Sinuous beaver dam on the Santa Fe River

Although I enjoy spotting birds as much as the next person (not very reliably, I have to confess), the Canyon Preserve also offers other opportunities to explore natural history. There is a short stony trail along the north side of the canyon, just above the beaver ponds, that skirts a window into Santa Fe’s more distant past – a past in which Santa Fe might have looked a little more like Cabo San Lucas than the high desert resort it is today.

The north part of the trail is built on a scree of fractured gneiss that has slid into place along an old metal retaining wall built to keep debris out of the old reservoir below. These rocks are extremely old. They form part of the crystalline basement – the ancient continental crust – that was pushed up here during the birth of the Rocky Mountains some 70 million years ago or so. The gneiss itself is over 1.5 billion years old. Although it was born in an environment so hot, deep, and pressured that the rock could flow like taffy, subsequent movement upward brought it into a cold, low-pressure environment (our environment) where the rock became brittle and easy to fracture.

Fractured pink gneiss with green stains

Fractured pink gneiss with green stains of saussurite

A little further along the trail, just beyond a section of seriously brecciated (broken) gneiss, layered and blocky grey beds appear, separated by gentle slopes of a powdery soil littered with fragments of rock. The grey layers are beds of limestone, a rock that practically always points to a shallow marine conditions at its time of deposition, and the slopes in between hide easily-eroded beds of shale, formerly mud, which also must have settled out of a body of water. (Shale is not quite as helpful in distinguishing its environment as limestone –  it plugs up river channels on land, silts up lakes, softens the contours of the sea floor deep or shallow, regardless) And while sedimentary rocks like these are initially laid down in practically horizontal strata, these layers are strongly tilted in places:

Tilted beds of limestone in along the trail

Tilted beds of limestone in along the trail

Shattered gneiss juxtaposed against tilted sedimentary strata indicates faulting – a process in which rocks are offset along fractures in the Earth’s crust. These particular layers of limestone and shale aren’t very thick on Santa Fe’s side of the mountain, but if you were to hop over the mountains to the east, you’d find entire ridges worth of the stuff.
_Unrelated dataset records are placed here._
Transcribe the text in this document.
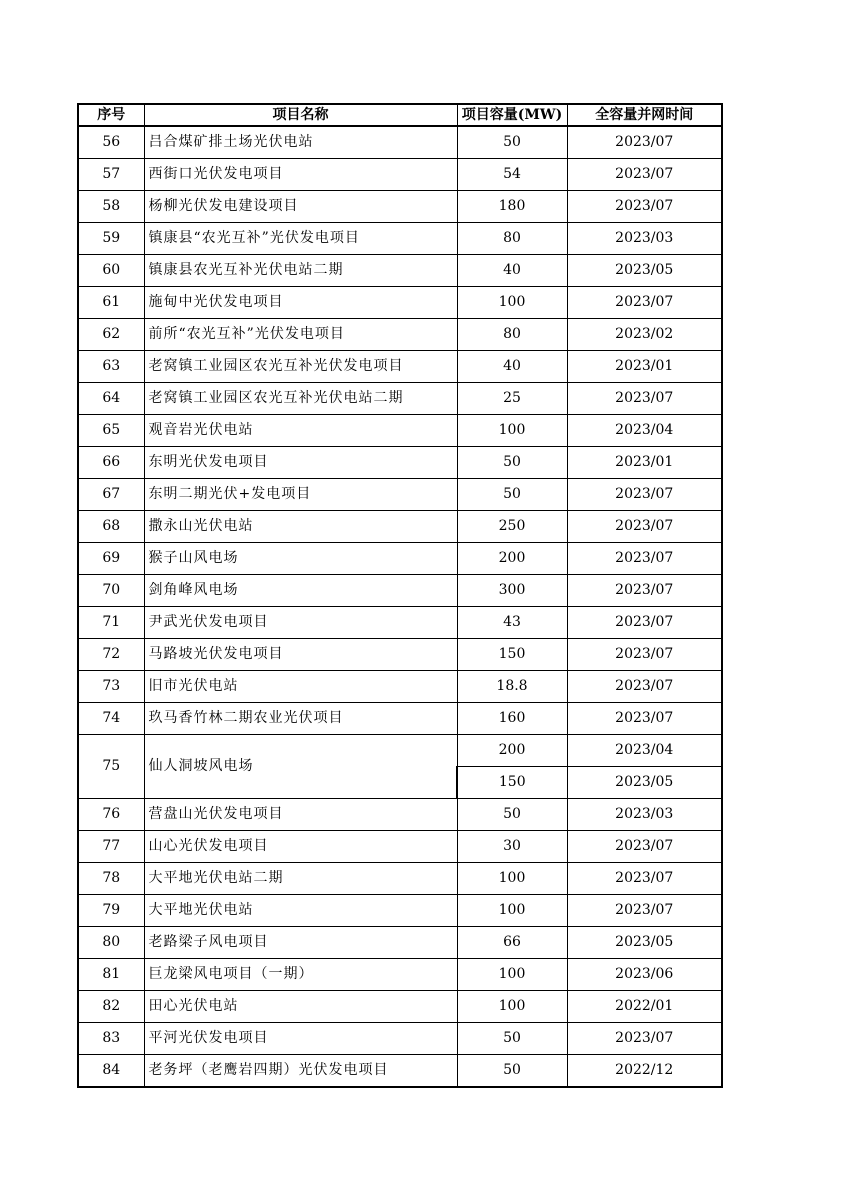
序号	项目名称	项目容量(MW)	全容量并网时间
56	吕合煤矿排土场光伏电站	50	2023/07
57	西街口光伏发电项目	54	2023/07
58	杨柳光伏发电建设项目	180	2023/07
59	镇康县“农光互补”光伏发电项目	80	2023/03
60	镇康县农光互补光伏电站二期	40	2023/05
61	施甸中光伏发电项目	100	2023/07
62	前所“农光互补”光伏发电项目	80	2023/02
63	老窝镇工业园区农光互补光伏发电项目	40	2023/01
64	老窝镇工业园区农光互补光伏电站二期	25	2023/07
65	观音岩光伏电站	100	2023/04
66	东明光伏发电项目	50	2023/01
67	东明二期光伏+发电项目	50	2023/07
68	撒永山光伏电站	250	2023/07
69	猴子山风电场	200	2023/07
70	剑角峰风电场	300	2023/07
71	尹武光伏发电项目	43	2023/07
72	马路坡光伏发电项目	150	2023/07
73	旧市光伏电站	18.8	2023/07
74	玖马香竹林二期农业光伏项目	160	2023/07
75	仙人洞坡风电场	200	2023/04
		150	2023/05
76	营盘山光伏发电项目	50	2023/03
77	山心光伏发电项目	30	2023/07
78	大平地光伏电站二期	100	2023/07
79	大平地光伏电站	100	2023/07
80	老路梁子风电项目	66	2023/05
81	巨龙梁风电项目（一期）	100	2023/06
82	田心光伏电站	100	2022/01
83	平河光伏发电项目	50	2023/07
84	老务坪（老鹰岩四期）光伏发电项目	50	2022/12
On this side of the mountain only a few small slivers of the limestones and shales are preserved, and these are inset into the crystalline basement rocks along faults such as the one you’ve just walked across on the trail.

A closer look at the limestone beds gives a much stronger indication of their marine origin:

Marine fossils in Pennsylvanian limestone along trail

Marine fossils in Pennsylvanian limestone along trail

The rocks are full of fossils – brachiopods (the shells), crinoids (sea lilies), and byrozoans (looking like sea fans) – which strengthen the interpretation that these limestones were laid down in a shallow sea. Such creatures typically thrive in shallow, warm, sunlit waters. The fact that most of the fossils are abraded or broken up into fragments suspended in limy mud (geologists call this a “fossil hash”) also hints at waves and tidal currents dispersing the remains.

These fossils help in another way: they allow geologist to assign the rocks to a specific period in the distant past – in this case, the Pennsylvanian Period (320 -286 million years ago). Reconstructions of the positions of the drifting continents puts New Mexico practically at the Equator at that time. A foreshadowing of the Rocky Mountains – the Ancestral Rockies – were punching up through shallow seas then, responding to stresses set up by the convergence of the North and South American continents. In my mind’s eye, I can picture a calm ocean glittering under a hot equatorial sky, with arid islands of granite shimmering in the distance – like the Sea of Cortez off La Paz – right here, where Santa Fe sits today, 7000 feet above the ocean.

So next time you’re here in town, take a short drive up Alameda Street and Upper Canyon road, get out and stretch your legs, say hello to the nice people at The Nature Store, and have a walk, with eyes either tuned to the past or the present, in this wonderful natural treasure only minutes from the Plaza.